Today, hemp in the form of marijuana is primarily known as an intoxicant. But the history of cannabis as a crop goes back thousands of years. Researchers at the University of Lausanne used genetic analyzes to find that it has been selectively bred for over 4,000 years. This makes it one of the oldest cultivated plants ever. This is about how it came to be banned.
Industrial hemp
Early written records indicate that marijuana was used as a drug and intoxicant from the beginning. The THC (tetra-hydro-cannabinol) present in female hemp plants causes a state of intoxication , which is important for ritual actions, such as funeral ceremonies in pre-Christian China. Furthermore, people have known many medical uses since ancient times. They use the active ingredients of the hemp plant to suppress nausea, combat eye problems and relieve pain.
Nevertheless, it has always been used as a useful plant . On the one hand , hemp seeds serve as food . They are considered a superfood. On the other hand, hemp fibers and leaves are used commercially to make sails and ropes for ships as well as robust clothing and to produce paper.
Decline in hemp use
Despite the wide range of possible applications , hemp products are being pushed out of the market as a result of industrialization . This is partly because there are no machines yet that can process the plant.
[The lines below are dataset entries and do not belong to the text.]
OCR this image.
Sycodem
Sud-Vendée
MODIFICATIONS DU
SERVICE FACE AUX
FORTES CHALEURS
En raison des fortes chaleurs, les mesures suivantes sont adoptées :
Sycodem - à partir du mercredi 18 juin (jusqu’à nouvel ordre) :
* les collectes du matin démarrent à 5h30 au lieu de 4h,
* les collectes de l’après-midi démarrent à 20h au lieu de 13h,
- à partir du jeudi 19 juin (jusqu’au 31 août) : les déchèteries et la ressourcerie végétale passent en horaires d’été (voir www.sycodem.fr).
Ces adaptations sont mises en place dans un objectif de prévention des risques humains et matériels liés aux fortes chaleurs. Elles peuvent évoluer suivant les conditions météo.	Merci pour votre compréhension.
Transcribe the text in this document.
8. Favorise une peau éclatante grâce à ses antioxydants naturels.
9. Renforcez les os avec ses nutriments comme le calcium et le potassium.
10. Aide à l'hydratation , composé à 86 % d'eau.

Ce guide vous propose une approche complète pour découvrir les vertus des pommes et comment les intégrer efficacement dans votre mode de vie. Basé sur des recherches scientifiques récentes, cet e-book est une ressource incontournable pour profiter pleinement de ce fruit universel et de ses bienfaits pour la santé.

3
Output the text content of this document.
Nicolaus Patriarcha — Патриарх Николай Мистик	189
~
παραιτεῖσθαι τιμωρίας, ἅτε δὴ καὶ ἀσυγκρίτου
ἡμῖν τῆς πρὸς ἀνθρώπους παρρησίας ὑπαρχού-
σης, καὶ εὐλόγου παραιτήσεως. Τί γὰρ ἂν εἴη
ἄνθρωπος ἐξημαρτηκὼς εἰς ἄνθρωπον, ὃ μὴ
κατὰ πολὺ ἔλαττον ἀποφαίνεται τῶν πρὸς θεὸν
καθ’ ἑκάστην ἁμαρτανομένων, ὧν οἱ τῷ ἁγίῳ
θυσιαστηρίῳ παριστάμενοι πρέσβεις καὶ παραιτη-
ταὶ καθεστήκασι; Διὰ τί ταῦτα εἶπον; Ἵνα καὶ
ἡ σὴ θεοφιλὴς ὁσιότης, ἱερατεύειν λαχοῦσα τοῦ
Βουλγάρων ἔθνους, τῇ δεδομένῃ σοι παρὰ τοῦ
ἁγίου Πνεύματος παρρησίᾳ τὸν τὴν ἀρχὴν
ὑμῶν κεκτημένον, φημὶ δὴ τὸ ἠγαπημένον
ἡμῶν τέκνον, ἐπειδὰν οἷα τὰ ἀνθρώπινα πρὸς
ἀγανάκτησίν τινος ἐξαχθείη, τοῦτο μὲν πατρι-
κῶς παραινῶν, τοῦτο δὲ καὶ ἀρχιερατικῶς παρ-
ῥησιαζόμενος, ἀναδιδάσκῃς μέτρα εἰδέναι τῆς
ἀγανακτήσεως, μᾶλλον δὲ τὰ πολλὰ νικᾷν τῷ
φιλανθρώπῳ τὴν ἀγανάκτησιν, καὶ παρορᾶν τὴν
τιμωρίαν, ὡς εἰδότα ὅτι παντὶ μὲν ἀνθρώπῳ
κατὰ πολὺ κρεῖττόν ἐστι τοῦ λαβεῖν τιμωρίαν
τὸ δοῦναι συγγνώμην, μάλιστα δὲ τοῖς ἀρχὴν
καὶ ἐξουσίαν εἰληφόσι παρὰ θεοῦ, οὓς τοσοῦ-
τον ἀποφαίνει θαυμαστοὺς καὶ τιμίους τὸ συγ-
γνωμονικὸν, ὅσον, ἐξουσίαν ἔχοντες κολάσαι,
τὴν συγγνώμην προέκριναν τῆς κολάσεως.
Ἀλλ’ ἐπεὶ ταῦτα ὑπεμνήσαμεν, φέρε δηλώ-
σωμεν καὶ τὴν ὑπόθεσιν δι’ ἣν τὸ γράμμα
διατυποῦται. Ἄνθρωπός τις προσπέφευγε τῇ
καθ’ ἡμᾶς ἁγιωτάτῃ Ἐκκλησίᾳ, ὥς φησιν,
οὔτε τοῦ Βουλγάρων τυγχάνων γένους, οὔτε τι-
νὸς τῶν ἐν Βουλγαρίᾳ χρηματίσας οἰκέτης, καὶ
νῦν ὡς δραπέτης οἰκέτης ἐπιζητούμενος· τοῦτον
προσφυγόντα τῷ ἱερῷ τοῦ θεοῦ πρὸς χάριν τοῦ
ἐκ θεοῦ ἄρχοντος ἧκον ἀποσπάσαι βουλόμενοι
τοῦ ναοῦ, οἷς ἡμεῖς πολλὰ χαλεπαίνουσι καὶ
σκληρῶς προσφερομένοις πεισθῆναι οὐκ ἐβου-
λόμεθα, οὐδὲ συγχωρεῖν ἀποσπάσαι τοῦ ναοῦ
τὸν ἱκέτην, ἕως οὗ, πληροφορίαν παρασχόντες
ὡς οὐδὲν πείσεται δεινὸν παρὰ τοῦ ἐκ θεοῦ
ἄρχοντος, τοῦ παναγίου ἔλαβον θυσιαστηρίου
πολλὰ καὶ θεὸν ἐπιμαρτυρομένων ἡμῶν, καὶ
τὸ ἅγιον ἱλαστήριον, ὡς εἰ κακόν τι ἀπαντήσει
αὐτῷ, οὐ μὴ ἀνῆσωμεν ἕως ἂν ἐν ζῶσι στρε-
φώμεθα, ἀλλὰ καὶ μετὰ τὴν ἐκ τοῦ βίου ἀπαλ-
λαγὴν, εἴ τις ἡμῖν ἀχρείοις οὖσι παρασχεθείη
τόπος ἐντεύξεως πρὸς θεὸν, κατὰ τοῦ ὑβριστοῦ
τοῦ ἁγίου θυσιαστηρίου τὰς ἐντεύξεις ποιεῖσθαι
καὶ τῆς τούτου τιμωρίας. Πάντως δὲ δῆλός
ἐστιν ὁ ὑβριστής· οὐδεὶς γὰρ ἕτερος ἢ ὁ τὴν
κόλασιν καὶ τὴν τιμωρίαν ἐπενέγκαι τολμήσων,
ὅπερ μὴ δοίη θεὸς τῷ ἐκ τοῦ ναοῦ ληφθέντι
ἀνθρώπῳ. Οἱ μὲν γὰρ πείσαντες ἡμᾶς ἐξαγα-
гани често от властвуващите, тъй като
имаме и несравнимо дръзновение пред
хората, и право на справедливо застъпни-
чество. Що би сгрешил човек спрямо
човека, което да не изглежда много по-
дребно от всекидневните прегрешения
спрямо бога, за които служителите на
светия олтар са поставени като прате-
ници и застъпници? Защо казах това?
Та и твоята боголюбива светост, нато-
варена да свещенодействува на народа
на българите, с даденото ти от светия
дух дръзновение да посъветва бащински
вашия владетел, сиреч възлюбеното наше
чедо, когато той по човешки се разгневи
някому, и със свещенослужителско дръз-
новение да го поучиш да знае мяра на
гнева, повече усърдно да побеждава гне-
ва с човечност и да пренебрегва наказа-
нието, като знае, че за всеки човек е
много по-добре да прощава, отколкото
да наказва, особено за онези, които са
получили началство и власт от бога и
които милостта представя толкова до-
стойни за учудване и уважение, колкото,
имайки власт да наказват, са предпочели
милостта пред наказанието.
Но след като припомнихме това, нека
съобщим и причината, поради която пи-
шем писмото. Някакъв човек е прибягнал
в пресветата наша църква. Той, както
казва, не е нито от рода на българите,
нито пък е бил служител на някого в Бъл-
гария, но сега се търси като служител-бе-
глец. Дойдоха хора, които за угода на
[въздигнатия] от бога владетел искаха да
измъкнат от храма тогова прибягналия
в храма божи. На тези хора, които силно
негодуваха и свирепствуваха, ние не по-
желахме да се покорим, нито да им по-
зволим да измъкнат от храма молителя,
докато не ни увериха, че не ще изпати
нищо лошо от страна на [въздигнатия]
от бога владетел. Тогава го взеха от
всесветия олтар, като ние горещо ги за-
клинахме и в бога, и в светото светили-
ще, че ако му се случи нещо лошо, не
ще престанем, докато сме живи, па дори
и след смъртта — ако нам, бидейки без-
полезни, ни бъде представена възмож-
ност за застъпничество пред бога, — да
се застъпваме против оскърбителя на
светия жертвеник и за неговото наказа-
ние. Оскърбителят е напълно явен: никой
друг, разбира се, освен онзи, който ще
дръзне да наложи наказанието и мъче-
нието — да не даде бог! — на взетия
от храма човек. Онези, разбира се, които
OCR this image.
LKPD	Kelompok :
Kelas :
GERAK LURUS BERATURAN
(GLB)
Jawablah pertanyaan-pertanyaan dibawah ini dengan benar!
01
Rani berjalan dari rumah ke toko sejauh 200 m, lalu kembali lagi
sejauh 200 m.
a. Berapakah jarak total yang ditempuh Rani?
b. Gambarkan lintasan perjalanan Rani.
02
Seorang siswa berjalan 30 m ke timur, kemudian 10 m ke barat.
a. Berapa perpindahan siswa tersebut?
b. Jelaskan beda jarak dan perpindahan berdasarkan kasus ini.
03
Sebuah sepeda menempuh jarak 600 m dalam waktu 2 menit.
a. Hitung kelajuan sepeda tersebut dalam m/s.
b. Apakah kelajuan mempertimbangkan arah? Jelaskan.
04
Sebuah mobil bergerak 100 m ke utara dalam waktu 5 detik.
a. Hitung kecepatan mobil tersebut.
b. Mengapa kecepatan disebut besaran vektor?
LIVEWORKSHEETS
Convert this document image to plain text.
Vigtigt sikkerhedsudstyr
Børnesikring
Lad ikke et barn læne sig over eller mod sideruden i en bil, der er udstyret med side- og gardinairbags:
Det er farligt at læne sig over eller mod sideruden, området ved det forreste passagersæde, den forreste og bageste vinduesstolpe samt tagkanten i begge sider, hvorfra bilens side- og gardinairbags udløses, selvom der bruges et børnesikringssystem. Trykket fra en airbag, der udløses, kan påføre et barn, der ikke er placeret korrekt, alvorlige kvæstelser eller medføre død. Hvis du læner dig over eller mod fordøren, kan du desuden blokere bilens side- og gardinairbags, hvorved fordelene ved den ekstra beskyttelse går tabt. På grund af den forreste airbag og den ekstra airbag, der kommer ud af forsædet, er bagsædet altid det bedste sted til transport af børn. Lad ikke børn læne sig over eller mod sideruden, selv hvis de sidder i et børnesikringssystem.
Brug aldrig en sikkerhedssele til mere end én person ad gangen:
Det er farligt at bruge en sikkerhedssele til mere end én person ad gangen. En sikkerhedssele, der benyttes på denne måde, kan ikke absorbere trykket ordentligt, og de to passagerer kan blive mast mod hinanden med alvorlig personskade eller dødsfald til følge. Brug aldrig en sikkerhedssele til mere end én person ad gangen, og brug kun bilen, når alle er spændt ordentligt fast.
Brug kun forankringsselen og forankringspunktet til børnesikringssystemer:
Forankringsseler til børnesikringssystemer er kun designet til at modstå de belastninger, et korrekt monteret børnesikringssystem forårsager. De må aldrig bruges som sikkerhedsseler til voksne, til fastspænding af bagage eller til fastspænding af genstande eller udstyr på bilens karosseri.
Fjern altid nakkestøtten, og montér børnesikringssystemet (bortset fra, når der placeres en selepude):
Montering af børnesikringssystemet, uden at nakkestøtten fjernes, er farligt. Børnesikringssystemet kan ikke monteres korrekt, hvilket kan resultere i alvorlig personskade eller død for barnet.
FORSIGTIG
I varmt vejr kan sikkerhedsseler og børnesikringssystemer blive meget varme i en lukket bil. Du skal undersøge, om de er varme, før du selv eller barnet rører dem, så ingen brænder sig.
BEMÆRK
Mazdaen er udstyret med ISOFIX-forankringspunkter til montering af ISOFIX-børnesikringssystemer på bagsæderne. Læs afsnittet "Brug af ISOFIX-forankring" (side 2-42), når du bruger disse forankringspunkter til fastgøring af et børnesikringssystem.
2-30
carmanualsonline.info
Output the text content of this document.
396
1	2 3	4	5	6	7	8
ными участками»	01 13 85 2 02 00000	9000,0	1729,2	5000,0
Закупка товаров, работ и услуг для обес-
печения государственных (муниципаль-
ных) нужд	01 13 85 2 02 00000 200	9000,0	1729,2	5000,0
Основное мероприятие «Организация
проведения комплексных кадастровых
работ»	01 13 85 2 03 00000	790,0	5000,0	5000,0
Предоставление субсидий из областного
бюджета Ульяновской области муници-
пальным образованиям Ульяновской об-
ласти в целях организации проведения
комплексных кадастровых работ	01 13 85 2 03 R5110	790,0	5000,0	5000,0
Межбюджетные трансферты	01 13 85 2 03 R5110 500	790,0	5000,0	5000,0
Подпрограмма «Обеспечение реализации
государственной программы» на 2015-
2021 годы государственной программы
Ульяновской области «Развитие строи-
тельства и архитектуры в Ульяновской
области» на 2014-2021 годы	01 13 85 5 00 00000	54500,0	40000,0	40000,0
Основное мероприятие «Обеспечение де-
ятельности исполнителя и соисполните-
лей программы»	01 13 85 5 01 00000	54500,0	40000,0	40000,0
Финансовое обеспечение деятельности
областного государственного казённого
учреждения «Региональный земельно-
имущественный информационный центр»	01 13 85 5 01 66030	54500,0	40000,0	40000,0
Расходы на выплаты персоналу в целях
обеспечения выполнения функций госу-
It must be sown, grown and harvested by hand. Other raw materials prove to be more profitable in production. At the beginning of the 19th century, cotton, industrially processed using cotton machines, replaced hemp clothing in the textile industry, and the free wood from large forests replaced hemp fibers in the paper industry.
The first fully automatic hemp peeling machine was developed in the United States in 1938. But the anti-hemp lobby , which includes leading representatives of the cotton, timber and pharmaceutical industries, manages to artificially increase the price of hemp products through a tax and ultimately ban cannabis cultivation.
Ban on hemp as a drug
It's not just lobbyists who are causing restrictions on cannabis consumption. After alcohol prohibition fails in America in the early 1930s, thousands of workers who were responsible for policing the prohibition lost their jobs. One of them is the head of the drug boarding school, Harry J. Anslinger. He is driven by his belief in a better society without drugs.
He supports the production of anti-cannabis films such as Reefer Madness , which show the alleged effects of consuming THC . His claims: Cannabis alters personality, causes uncontrollable sexual desire and leads to violence. This propaganda finds fertile ground in the USA. Possession and consumption of hemp will be prohibited . In 1947, Anslinger was appointed to the UN Drug Commission, where he implemented a convention against cannabis in 1961. According to it, all member states must implement the ban in their own laws.
Hemp use today
Cannabis is increasingly being used medically in Europe and is now legalized as an intoxicant in most US member states. Nevertheless , in Germany only certified farmers are allowed to cultivate cannabis as a crop. However , growing hemp in your own garden is prohibited. Perhaps that will change with the decriminalization of cannabis , which is enshrined in the latest coalition agreement between the SPD, the Greens and the FDP. With it, Germany is also opening a new chapter in the millennia-old, eventful history of hemp.